I cannot begin to express what it feels like to not be able to call my dad everyday just to chat the way we used to. For the last months of his life he was living with me. Admittedly, there were days we drove each other nuts. But most days we sat and talked much in the same way that we talked on the phone except we were able to do it face to face. We literally would talk for hours. Those times with him have been some of the best of my life.
The house is very quiet in comparison to when he was living here. Before he moved in I lived by myself for about a dozen years. I wasn’t used to music blasting at all hours and the TV sound set at 40. I wasn’t used to hearing someone yell from another room “Suzan, come here please”. I wasn’t used to anything remotely dealing with another human since the cats frankly are not affected by my idiosyncrasies. Yet now, in the span of just four months I am having difficulty adjusting to living by myself again. Compare that to the character in The Martian, Mark Watney, who was living on Mars alone, with no one to talk to, for over a year. Compared to that, this loneliness is a cake walk.
Yet this is also very different and I am having difficulty processing it. It is really quite surreal. There are days I don’t believe it’s real. Don’t get me wrong. I’m well aware that my dad is dead. But there are days that I think that this is all a dream that I will wake up from.
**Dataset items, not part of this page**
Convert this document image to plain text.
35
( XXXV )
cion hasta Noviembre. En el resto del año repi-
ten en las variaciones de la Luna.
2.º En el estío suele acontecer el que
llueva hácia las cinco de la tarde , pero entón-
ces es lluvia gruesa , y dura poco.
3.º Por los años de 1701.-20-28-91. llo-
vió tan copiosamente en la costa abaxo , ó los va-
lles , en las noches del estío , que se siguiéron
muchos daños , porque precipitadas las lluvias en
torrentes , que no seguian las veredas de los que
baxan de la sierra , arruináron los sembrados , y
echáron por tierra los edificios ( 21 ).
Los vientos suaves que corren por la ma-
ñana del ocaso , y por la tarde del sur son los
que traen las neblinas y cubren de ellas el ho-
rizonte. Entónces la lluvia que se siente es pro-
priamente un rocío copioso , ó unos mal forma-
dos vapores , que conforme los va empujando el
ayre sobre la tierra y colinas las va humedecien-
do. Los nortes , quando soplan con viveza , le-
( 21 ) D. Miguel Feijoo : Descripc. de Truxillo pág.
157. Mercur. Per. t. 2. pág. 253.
Friends of mine who have also lost their parents have told me of similar feelings so I know I’m not alone in this. Each of these friends has told me that he or she has been dealing with feelings like this for years. In fact, my dad told me a few months ago how much he missed his father and my grandfather has been gone for over 40 years. That’s a long, long time missing someone. It tore at my heart to know that my 83 year old dad missed his dad.
I’m reminded of something said in The Martian in which Mark Watney said that you just keep working the problems one after the other, and if you work all the problems you get to go home (from space). I’m similarly taking this as one step at a time, one foot in front of the other.In other words, I keep working the problems; I keep living life one day at a time.
I know for a fact that’s what my dad would want me to do and so I do what I must. But I would be lying if I said that it was easy. I just hope that I will arrive someday in the future, sol 1000 or sol 2000, and find that the day went without that horrible feeling of knowing that I can never speak with my dad again.